The philanthropists are making witty conversation as I move towards the bar. None of them need a second chance as far as I can tell. The name they’ve got, the Second Chance Society, must refer to the group of local black kids aged six or so who are doing wind sprints through the room in these little bow ties and patent leather shoes. Used up their first chance, I guess, just being born black, and as far as I’m concerned, they’re using up the second by flying through the air like little animated piñatas. Everybody’s acting real Christian about it, of course, sipping wine and grinning at the little lunatics, but I find it difficult to be Christian when I’m more or less under attack. I’m talking spasmodic little caterpillars wriggling through my legs, and though I can grin with the best of them, I’m about up to my fifth or sixth chance before I actually manage to get a drink in my hands, and it certainly does put a strain on the cheeks.

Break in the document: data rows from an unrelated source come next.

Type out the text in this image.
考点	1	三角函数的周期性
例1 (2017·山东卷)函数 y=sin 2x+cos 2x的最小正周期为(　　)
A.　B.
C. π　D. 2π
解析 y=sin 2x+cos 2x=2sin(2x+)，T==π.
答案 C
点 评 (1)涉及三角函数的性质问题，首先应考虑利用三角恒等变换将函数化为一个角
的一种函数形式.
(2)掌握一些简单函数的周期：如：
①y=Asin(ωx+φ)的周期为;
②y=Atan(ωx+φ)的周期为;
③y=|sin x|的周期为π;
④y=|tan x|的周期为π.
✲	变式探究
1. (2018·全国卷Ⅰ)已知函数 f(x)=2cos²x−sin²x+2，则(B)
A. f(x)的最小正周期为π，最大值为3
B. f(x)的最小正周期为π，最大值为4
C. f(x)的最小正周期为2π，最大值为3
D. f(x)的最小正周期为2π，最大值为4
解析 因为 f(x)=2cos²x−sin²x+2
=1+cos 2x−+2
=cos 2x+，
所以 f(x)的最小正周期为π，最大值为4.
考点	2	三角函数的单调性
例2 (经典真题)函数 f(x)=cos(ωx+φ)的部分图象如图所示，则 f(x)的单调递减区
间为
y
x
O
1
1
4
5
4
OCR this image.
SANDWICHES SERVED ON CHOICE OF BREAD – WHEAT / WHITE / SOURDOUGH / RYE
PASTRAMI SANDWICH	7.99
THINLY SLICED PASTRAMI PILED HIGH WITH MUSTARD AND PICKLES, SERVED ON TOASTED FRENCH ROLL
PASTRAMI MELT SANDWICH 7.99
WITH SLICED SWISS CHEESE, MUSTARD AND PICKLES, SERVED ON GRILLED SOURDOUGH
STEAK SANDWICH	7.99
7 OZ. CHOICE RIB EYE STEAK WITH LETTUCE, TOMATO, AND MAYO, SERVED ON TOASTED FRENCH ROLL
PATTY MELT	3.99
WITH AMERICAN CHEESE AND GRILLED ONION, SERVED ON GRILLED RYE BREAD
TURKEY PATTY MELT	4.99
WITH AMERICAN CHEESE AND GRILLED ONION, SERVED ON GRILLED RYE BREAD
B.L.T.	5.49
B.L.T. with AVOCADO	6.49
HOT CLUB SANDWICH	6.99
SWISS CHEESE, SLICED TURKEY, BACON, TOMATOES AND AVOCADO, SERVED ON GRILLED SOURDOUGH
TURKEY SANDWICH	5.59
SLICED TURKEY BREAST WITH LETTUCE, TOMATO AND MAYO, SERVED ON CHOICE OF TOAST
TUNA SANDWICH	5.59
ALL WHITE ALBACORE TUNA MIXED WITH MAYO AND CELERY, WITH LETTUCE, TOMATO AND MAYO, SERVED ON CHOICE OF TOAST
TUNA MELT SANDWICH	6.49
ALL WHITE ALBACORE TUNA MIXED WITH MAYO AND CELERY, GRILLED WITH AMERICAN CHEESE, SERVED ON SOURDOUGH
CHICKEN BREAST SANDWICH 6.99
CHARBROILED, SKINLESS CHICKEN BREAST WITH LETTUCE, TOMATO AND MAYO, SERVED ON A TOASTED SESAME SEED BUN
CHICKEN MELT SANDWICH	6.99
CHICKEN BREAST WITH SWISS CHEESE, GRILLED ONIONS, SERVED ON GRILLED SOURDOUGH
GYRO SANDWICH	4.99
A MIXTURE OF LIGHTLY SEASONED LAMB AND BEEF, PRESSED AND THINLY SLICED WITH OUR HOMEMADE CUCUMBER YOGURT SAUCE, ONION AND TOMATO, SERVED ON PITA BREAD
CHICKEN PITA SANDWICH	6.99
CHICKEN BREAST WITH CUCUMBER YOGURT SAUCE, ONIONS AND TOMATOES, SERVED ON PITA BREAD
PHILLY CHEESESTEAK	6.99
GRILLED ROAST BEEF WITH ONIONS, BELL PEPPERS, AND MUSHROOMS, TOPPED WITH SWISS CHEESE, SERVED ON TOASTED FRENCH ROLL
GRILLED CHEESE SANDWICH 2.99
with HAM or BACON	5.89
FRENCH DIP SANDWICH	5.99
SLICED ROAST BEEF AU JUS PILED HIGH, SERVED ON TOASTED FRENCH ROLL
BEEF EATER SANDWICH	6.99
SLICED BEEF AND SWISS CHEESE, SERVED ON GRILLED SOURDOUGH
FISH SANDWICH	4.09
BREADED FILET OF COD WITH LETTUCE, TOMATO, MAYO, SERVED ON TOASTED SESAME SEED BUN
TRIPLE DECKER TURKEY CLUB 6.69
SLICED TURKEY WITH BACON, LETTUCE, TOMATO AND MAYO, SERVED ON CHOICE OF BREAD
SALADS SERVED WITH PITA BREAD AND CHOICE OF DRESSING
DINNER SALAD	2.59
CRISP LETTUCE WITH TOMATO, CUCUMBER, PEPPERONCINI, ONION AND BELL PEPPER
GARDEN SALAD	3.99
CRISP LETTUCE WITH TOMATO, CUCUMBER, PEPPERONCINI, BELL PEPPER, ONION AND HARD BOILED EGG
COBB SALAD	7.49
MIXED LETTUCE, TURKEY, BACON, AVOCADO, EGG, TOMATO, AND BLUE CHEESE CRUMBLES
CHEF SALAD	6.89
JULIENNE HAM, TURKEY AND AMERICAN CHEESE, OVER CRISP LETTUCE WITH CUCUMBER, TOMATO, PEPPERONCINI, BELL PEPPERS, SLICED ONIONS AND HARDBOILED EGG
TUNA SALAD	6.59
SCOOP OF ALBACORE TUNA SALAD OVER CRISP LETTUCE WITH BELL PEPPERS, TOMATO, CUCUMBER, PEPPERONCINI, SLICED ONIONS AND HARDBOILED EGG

As I walk over to a corner table and take a seat, I’m thinking they may have to keep changing that name up to about the twentieth chance to make it through the night. The Twentieth Chance Society. That’s the kind of venture I might consider joining. Chipping together to help out all the Twentieth Chancers, and little Jeffrey, as he’s introduced himself, is definitely not invited, considering how he’s already about doubled that. He’s as black as a piano key and has plopped down on the chair next to me just as pleased as pie. Kid’s eyeing me like he’s trying to figure what it’ll take to get my hat on his head. He’s got his little polka dot bowtie tied around his forehead and is calling it his propeller.